Weinberg disliked Apocalypse as being the first mutant, stating:

Surely no one reading Marvel Comics ever believed that Apocalypse was the first mutant? He may have been one of the first powerful mutants, but the first one? Never. Evolution is based on the theory of survival of the fittest. Modern man is the result of thousands of mutations over a hundred thousand years. Claiming someone in early Egyptian times was the first mutant is not only bad science, it's just ridiculous.

==Gambit==

Several hints were made to Gambit being a third-Summers brother shortly after his introduction into the comics. His most notable similarities were to Cyclops, as both of them shared dark brown hair and red eyes. Gambit's origins prior to being adopted by the Thieves Guild were unknown, causing much speculation as to him possibly being the third Summers brother. The series X-Men: The End, which presented one possible future of the X-Men, established that Gambit was a genetically engineered mutant created by Mister Sinister with his DNA spliced partially from Cyclops and Sinister himself, thus making him a third brother in some respects and explaining how Sinister was already aware of there being another Summers child.

During an interview with Comic Book Resources, at the question "what's your opinion of the revelation of Gambit being the character in question over in X-Men: The End?", Fabian Nicieza answers that "My opinion is that I screwed up plenty of Chris's stories; he's more than welcome to screw up one of mine."

==Vulcan==

The 2006 series X-Men: Deadly Genesis established that a third Summers brother did indeed exist and was the previously unknown character Vulcan.
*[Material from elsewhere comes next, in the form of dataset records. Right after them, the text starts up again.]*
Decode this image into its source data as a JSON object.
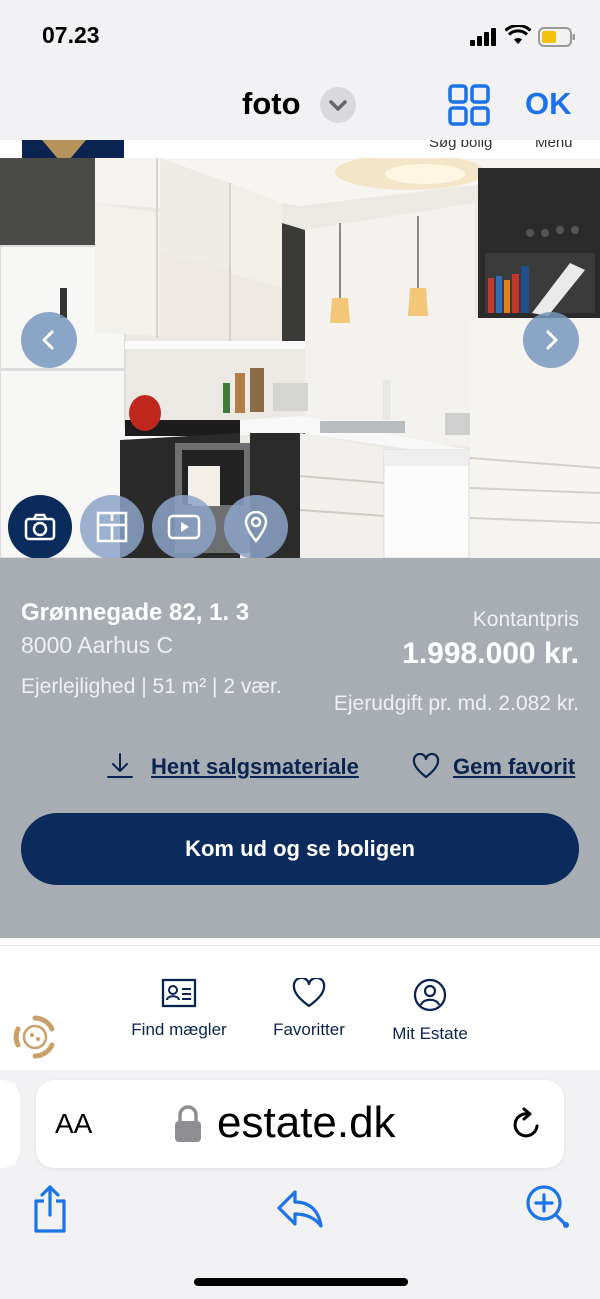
{
  "status": {
    "time": "07.23"
  },
  "topnav": {
    "title": "foto",
    "ok_label": "OK"
  },
  "webhead": {
    "search_label": "Søg bolig",
    "menu_label": "Menu"
  },
  "property": {
    "address": "Grønnegade 82, 1. 3",
    "city": "8000 Aarhus C",
    "specs": "Ejerlejlighed   |   51 m² | 2 vær.",
    "price_label": "Kontantpris",
    "price": "1.998.000 kr.",
    "fee": "Ejerudgift pr. md. 2.082 kr."
  },
  "actions": {
    "download_label": "Hent salgsmateriale",
    "favorite_label": "Gem favorit",
    "cta_label": "Kom ud og se boligen"
  },
  "media_buttons": [
    "camera-icon",
    "floorplan-icon",
    "video-icon",
    "location-pin-icon"
  ],
  "sitenav": {
    "items": [
      {
        "label": "Find mægler",
        "icon": "id-card-icon"
      },
      {
        "label": "Favoritter",
        "icon": "heart-icon"
      },
      {
        "label": "Mit Estate",
        "icon": "user-icon"
      }
    ]
  },
  "browser": {
    "aa_label": "AA",
    "domain": "estate.dk"
  },
  "colors": {
    "brand_navy": "#0b2b5c",
    "panel_gray": "#a8adb3",
    "ios_blue": "#1a73e8",
    "gold": "#b5935a"
  }
}
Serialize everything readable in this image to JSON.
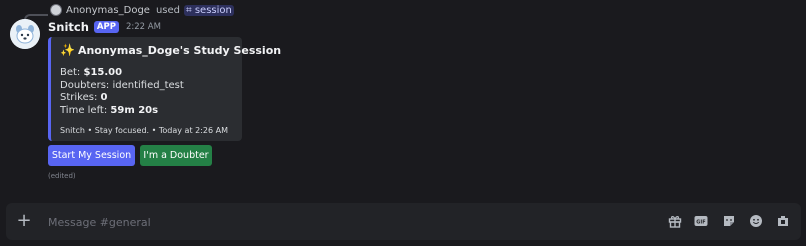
{
  "reply": {
    "username": "Anonymas_Doge",
    "used_text": "used",
    "command": "session"
  },
  "message": {
    "bot_name": "Snitch",
    "badge": "APP",
    "time": "2:22 AM",
    "edited": "(edited)"
  },
  "embed": {
    "title": "Anonymas_Doge's Study Session",
    "title_icon": "sparkles-icon",
    "accent_color": "#5865f2",
    "fields": [
      {
        "label": "Bet:",
        "value": "$15.00"
      },
      {
        "label": "Doubters:",
        "value": "identified_test"
      },
      {
        "label": "Strikes:",
        "value": "0"
      },
      {
        "label": "Time left:",
        "value": "59m 20s"
      }
    ],
    "footer": "Snitch • Stay focused. • Today at 2:26 AM"
  },
  "buttons": {
    "start": "Start My Session",
    "doubter": "I'm a Doubter"
  },
  "composer": {
    "placeholder": "Message #general",
    "icons": [
      "gift-icon",
      "gif-icon",
      "sticker-icon",
      "emoji-icon",
      "apps-icon"
    ]
  }
}
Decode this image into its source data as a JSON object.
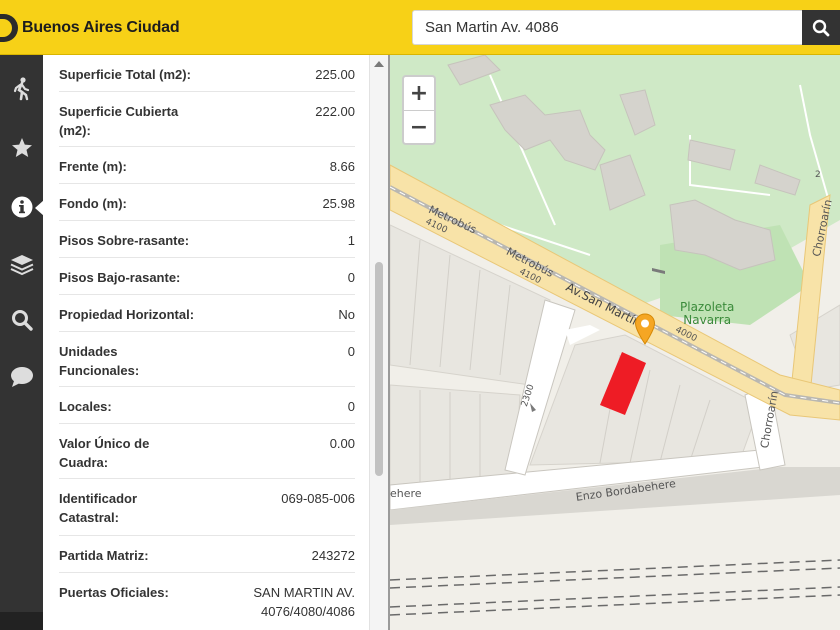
{
  "header": {
    "brand": "Buenos Aires Ciudad",
    "search_value": "San Martin Av. 4086",
    "search_icon": "search-icon",
    "accent_color": "#f7d117"
  },
  "rail": {
    "items": [
      {
        "icon": "walking-person-icon",
        "active": false
      },
      {
        "icon": "star-icon",
        "active": false
      },
      {
        "icon": "info-icon",
        "active": true
      },
      {
        "icon": "layers-icon",
        "active": false
      },
      {
        "icon": "search-icon",
        "active": false
      },
      {
        "icon": "chat-bubble-icon",
        "active": false
      }
    ]
  },
  "parcel_info": {
    "rows": [
      {
        "label": "Superficie Total (m2):",
        "value": "225.00"
      },
      {
        "label": "Superficie Cubierta (m2):",
        "value": "222.00"
      },
      {
        "label": "Frente (m):",
        "value": "8.66"
      },
      {
        "label": "Fondo (m):",
        "value": "25.98"
      },
      {
        "label": "Pisos Sobre-rasante:",
        "value": "1"
      },
      {
        "label": "Pisos Bajo-rasante:",
        "value": "0"
      },
      {
        "label": "Propiedad Horizontal:",
        "value": "No"
      },
      {
        "label": "Unidades Funcionales:",
        "value": "0"
      },
      {
        "label": "Locales:",
        "value": "0"
      },
      {
        "label": "Valor Único de Cuadra:",
        "value": "0.00"
      },
      {
        "label": "Identificador Catastral:",
        "value": "069-085-006"
      },
      {
        "label": "Partida Matriz:",
        "value": "243272"
      },
      {
        "label": "Puertas Oficiales:",
        "value": "SAN MARTIN AV. 4076/4080/4086"
      }
    ]
  },
  "map": {
    "zoom_in": "+",
    "zoom_out": "−",
    "labels": {
      "metrobus_1": "Metrobús",
      "metrobus_2": "Metrobús",
      "num_4100_a": "4100",
      "num_4100_b": "4100",
      "av_san_martin": "Av.San Martín",
      "num_4000": "4000",
      "chorroarin_1": "Chorroarín",
      "chorroarin_2": "Chorroarín",
      "num_2": "2",
      "num_2300": "2300",
      "enzo": "Enzo Bordabehere",
      "ehere": "ehere",
      "plazoleta": "Plazoleta",
      "navarra": "Navarra"
    },
    "highlight_color": "#ee1c25",
    "pin_color": "#f5a623"
  }
}
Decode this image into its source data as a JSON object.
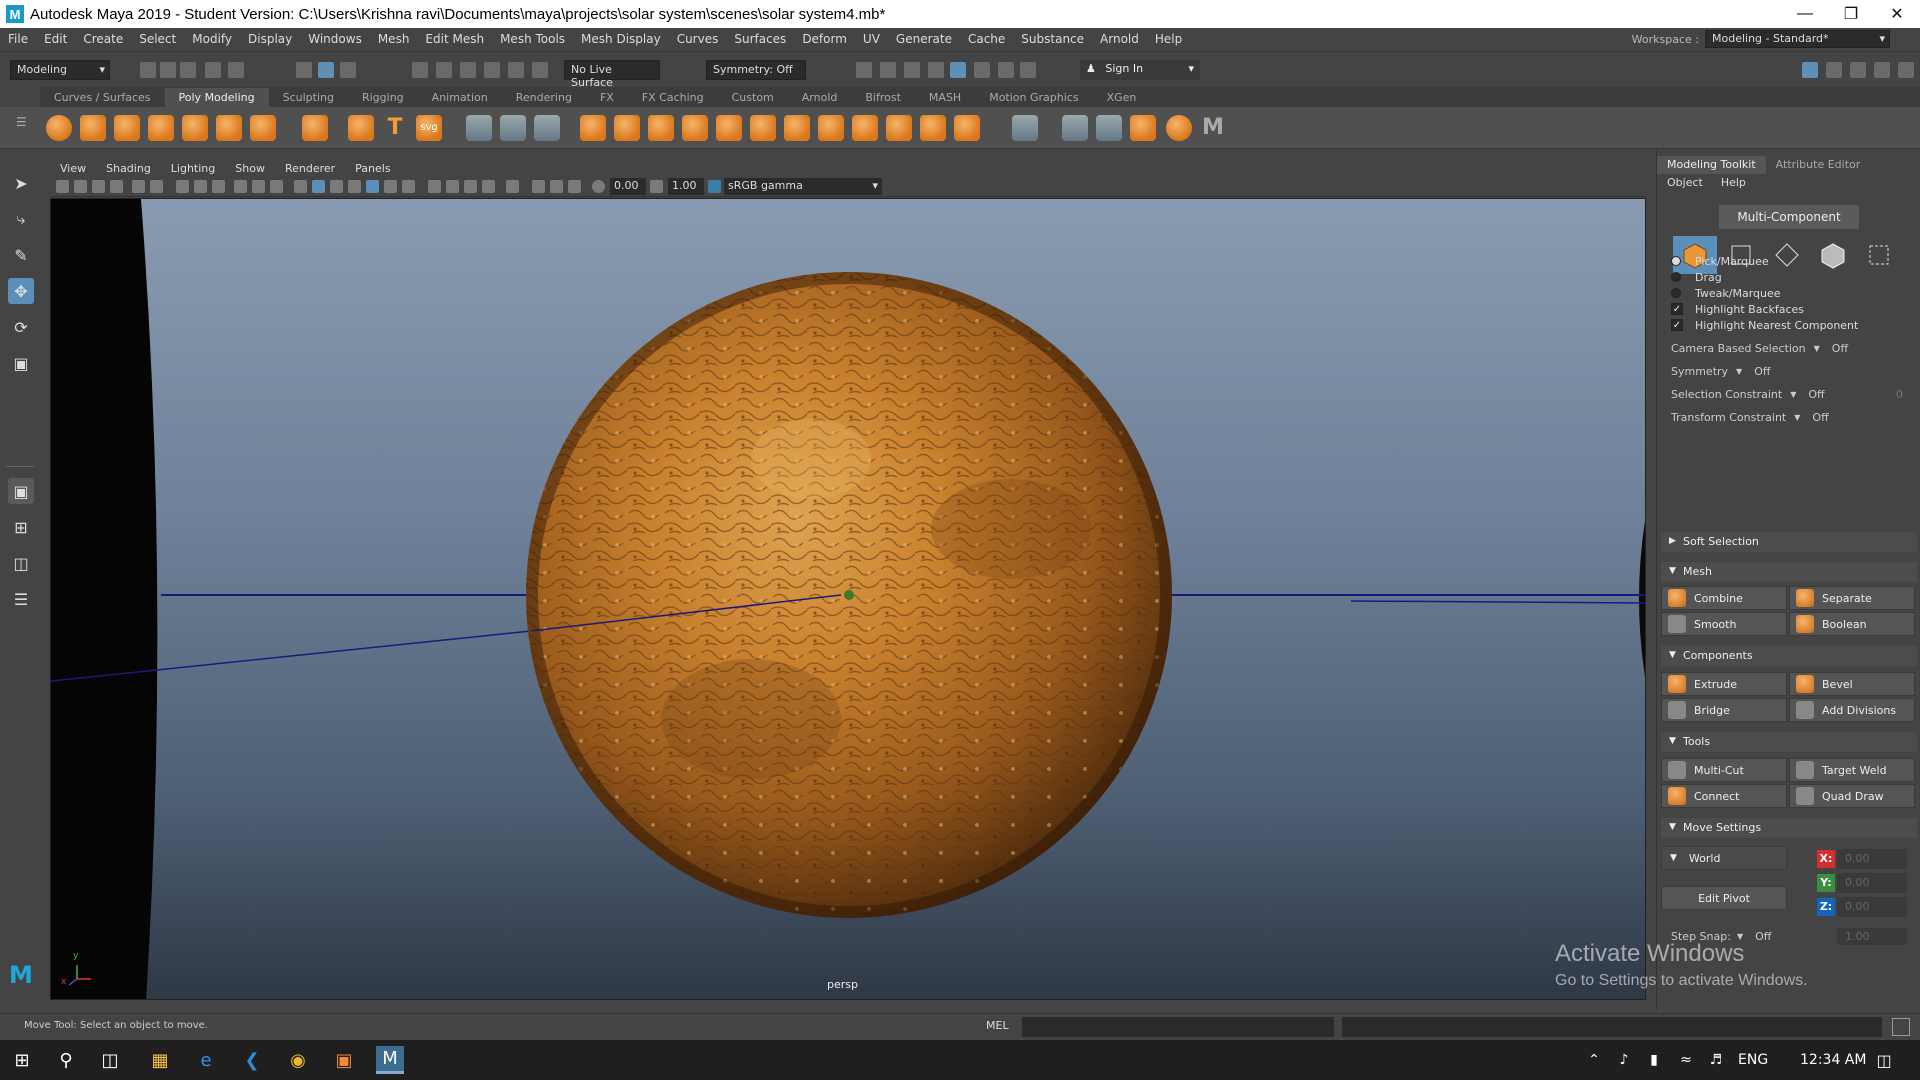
{
  "window": {
    "title": "Autodesk Maya 2019 - Student Version: C:\\Users\\Krishna ravi\\Documents\\maya\\projects\\solar system\\scenes\\solar system4.mb*",
    "logo_letter": "M"
  },
  "menu": [
    "File",
    "Edit",
    "Create",
    "Select",
    "Modify",
    "Display",
    "Windows",
    "Mesh",
    "Edit Mesh",
    "Mesh Tools",
    "Mesh Display",
    "Curves",
    "Surfaces",
    "Deform",
    "UV",
    "Generate",
    "Cache",
    "Substance",
    "Arnold",
    "Help"
  ],
  "workspace": {
    "label": "Workspace :",
    "value": "Modeling - Standard*"
  },
  "statusline": {
    "mode": "Modeling",
    "live_surface": "No Live Surface",
    "symmetry": "Symmetry: Off",
    "sign_in": "Sign In"
  },
  "shelf_tabs": [
    "Curves / Surfaces",
    "Poly Modeling",
    "Sculpting",
    "Rigging",
    "Animation",
    "Rendering",
    "FX",
    "FX Caching",
    "Custom",
    "Arnold",
    "Bifrost",
    "MASH",
    "Motion Graphics",
    "XGen"
  ],
  "shelf_active": "Poly Modeling",
  "shelf_text_icons": {
    "type": "T",
    "svg": "svg"
  },
  "viewport": {
    "menu": [
      "View",
      "Shading",
      "Lighting",
      "Show",
      "Renderer",
      "Panels"
    ],
    "exposure": "0.00",
    "gamma": "1.00",
    "color_space": "sRGB gamma",
    "camera_label": "persp",
    "axis_y": "y",
    "axis_x": "x"
  },
  "right_panel": {
    "tabs": [
      "Modeling Toolkit",
      "Attribute Editor"
    ],
    "menu": [
      "Object",
      "Help"
    ],
    "multi_component": "Multi-Component",
    "selection_options": [
      {
        "label": "Pick/Marquee",
        "kind": "radio",
        "on": true
      },
      {
        "label": "Drag",
        "kind": "radio",
        "on": false
      },
      {
        "label": "Tweak/Marquee",
        "kind": "radio",
        "on": false
      },
      {
        "label": "Highlight Backfaces",
        "kind": "check",
        "on": true
      },
      {
        "label": "Highlight Nearest Component",
        "kind": "check",
        "on": true
      }
    ],
    "props": [
      {
        "label": "Camera Based Selection",
        "value": "Off"
      },
      {
        "label": "Symmetry",
        "value": "Off"
      },
      {
        "label": "Selection Constraint",
        "value": "Off",
        "extra": "0"
      },
      {
        "label": "Transform Constraint",
        "value": "Off"
      }
    ],
    "sections": {
      "soft_selection": "Soft Selection",
      "mesh": "Mesh",
      "components": "Components",
      "tools": "Tools",
      "move_settings": "Move Settings"
    },
    "mesh_buttons": [
      "Combine",
      "Separate",
      "Smooth",
      "Boolean"
    ],
    "component_buttons": [
      "Extrude",
      "Bevel",
      "Bridge",
      "Add Divisions"
    ],
    "tool_buttons": [
      "Multi-Cut",
      "Target Weld",
      "Connect",
      "Quad Draw"
    ],
    "move": {
      "space": "World",
      "edit_pivot": "Edit Pivot",
      "x_label": "X:",
      "y_label": "Y:",
      "z_label": "Z:",
      "x": "0.00",
      "y": "0.00",
      "z": "0.00",
      "step_snap_label": "Step Snap:",
      "step_snap": "Off",
      "step_value": "1.00"
    }
  },
  "helpline": {
    "text": "Move Tool: Select an object to move.",
    "mel": "MEL"
  },
  "watermark": {
    "title": "Activate Windows",
    "sub": "Go to Settings to activate Windows."
  },
  "taskbar": {
    "lang": "ENG",
    "time": "12:34 AM"
  },
  "colors": {
    "accent": "#5b8fb9",
    "planet": "#c77a2a",
    "titlebar": "#ffffff"
  }
}
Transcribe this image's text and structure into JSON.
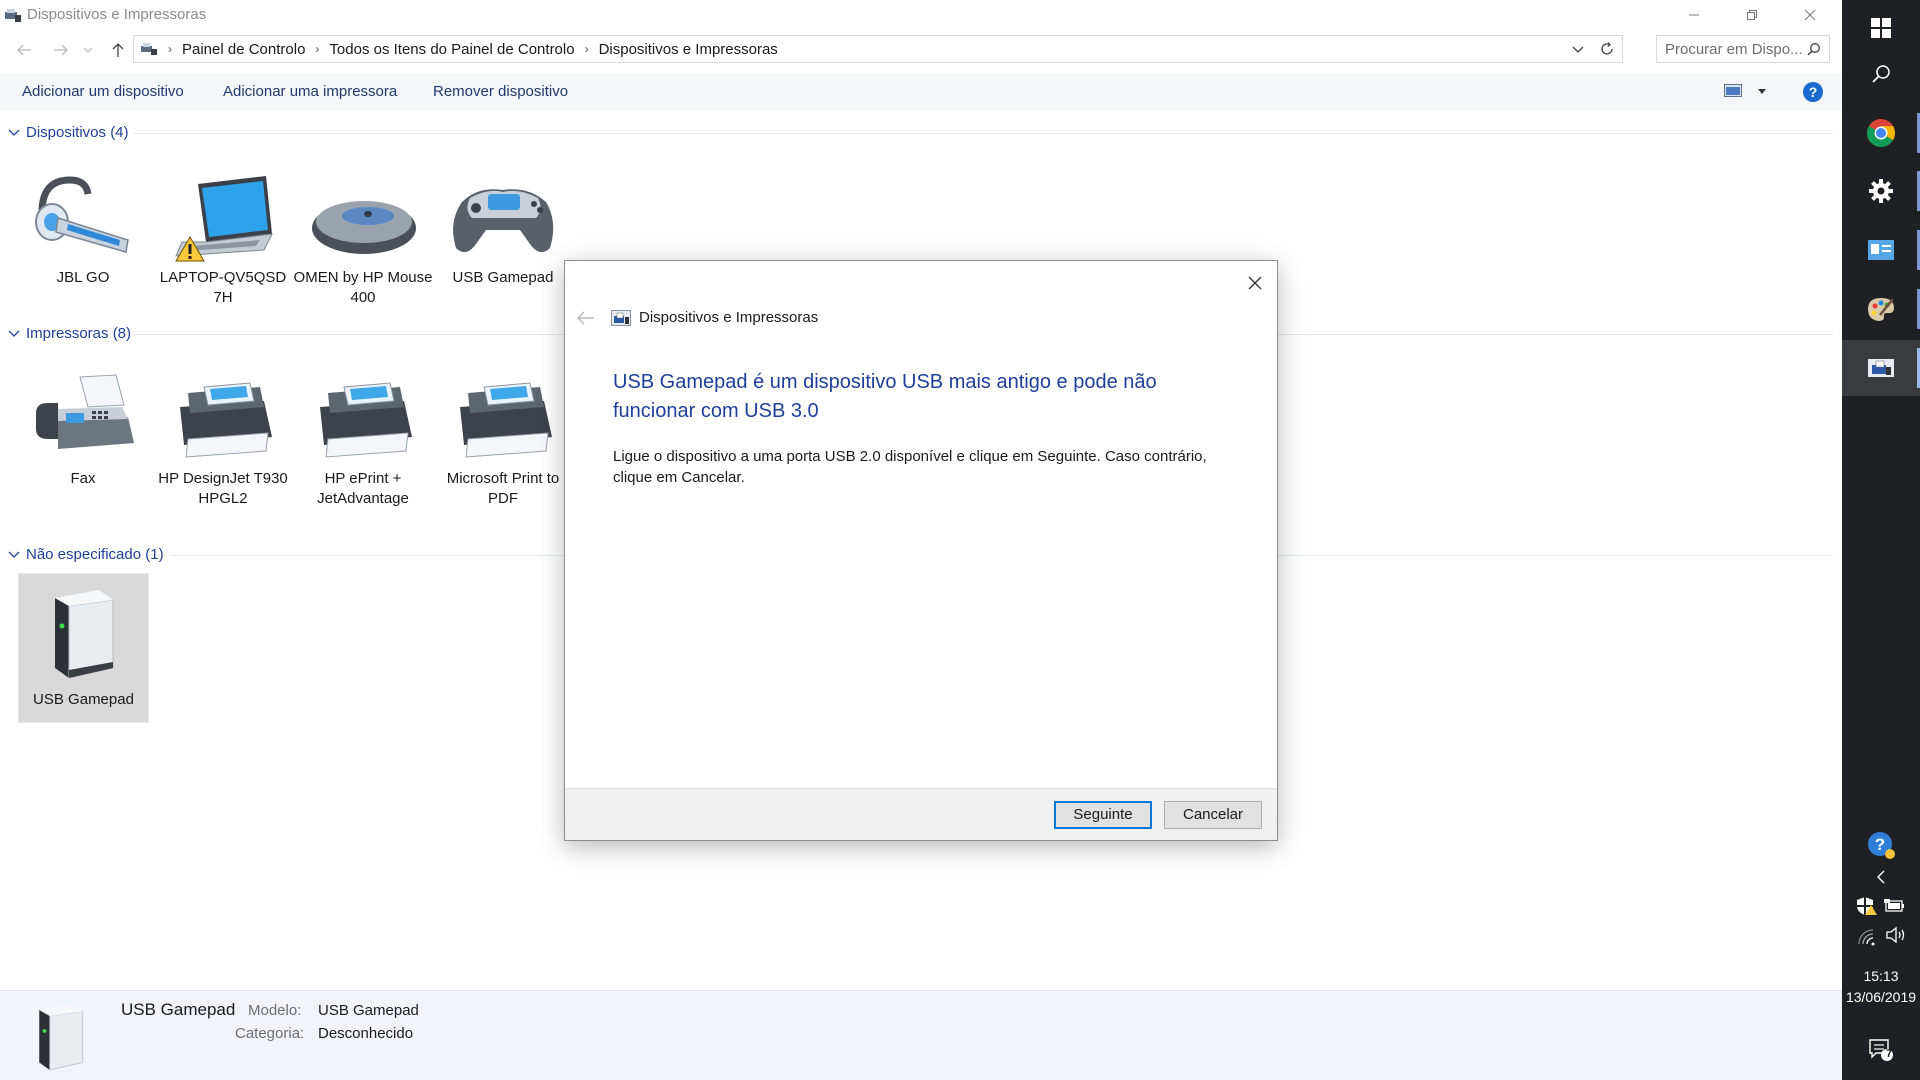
{
  "window": {
    "title": "Dispositivos e Impressoras"
  },
  "address": {
    "crumbs": [
      "Painel de Controlo",
      "Todos os Itens do Painel de Controlo",
      "Dispositivos e Impressoras"
    ],
    "search_placeholder": "Procurar em Dispo..."
  },
  "commands": {
    "add_device": "Adicionar um dispositivo",
    "add_printer": "Adicionar uma impressora",
    "remove_device": "Remover dispositivo"
  },
  "groups": {
    "devices": {
      "header": "Dispositivos (4)",
      "items": [
        {
          "label": "JBL GO"
        },
        {
          "label": "LAPTOP-QV5QSD 7H"
        },
        {
          "label": "OMEN by HP Mouse 400"
        },
        {
          "label": "USB Gamepad"
        }
      ]
    },
    "printers": {
      "header": "Impressoras (8)",
      "items": [
        {
          "label": "Fax"
        },
        {
          "label": "HP DesignJet T930 HPGL2"
        },
        {
          "label": "HP ePrint + JetAdvantage"
        },
        {
          "label": "Microsoft Print to PDF"
        }
      ]
    },
    "unspecified": {
      "header": "Não especificado (1)",
      "items": [
        {
          "label": "USB Gamepad"
        }
      ]
    }
  },
  "details": {
    "name": "USB Gamepad",
    "model_label": "Modelo:",
    "model_value": "USB Gamepad",
    "category_label": "Categoria:",
    "category_value": "Desconhecido"
  },
  "dialog": {
    "title": "Dispositivos e Impressoras",
    "heading": "USB Gamepad é um dispositivo USB mais antigo e pode não funcionar com USB 3.0",
    "body": "Ligue o dispositivo a uma porta USB 2.0 disponível e clique em Seguinte. Caso contrário, clique em Cancelar.",
    "next_button": "Seguinte",
    "cancel_button": "Cancelar"
  },
  "taskbar": {
    "time": "15:13",
    "date": "13/06/2019",
    "notification_count": "7"
  },
  "colors": {
    "accent": "#0078d7",
    "link_blue": "#1e3f9a",
    "taskbar": "#1f2023"
  }
}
The series sales was not good at the beginning. During an interview with IGN, the editor Nick Lowe declares that the information about the presence of the third Summers brother in the story was revealed to increase the sales.

It is not yet known whether Mister Sinister was even aware of Vulcan's existence, particularly since at the time he spoke to Cyclops about having more than one brother, Vulcan was believed to have been dead for several years with no evidence to the contrary. As such, the link between Vulcan and Mister Sinister's statement is still speculative. It is also pointed out by fans that Mister Sinister's comment meant there was at least a third brother, he did not specify a number and therefore other brothers might also exist. In any case, the current version of the story could negate the scenario of Adam X being the son of D'Ken and Katherine Summers, as she was already pregnant when they met, and died before Adam X was born, though this could be excused by the possibility that Adam X is a test tube baby, and it has been shown that in-vitro fertilization and ectogenesis are common Shi'ar practices.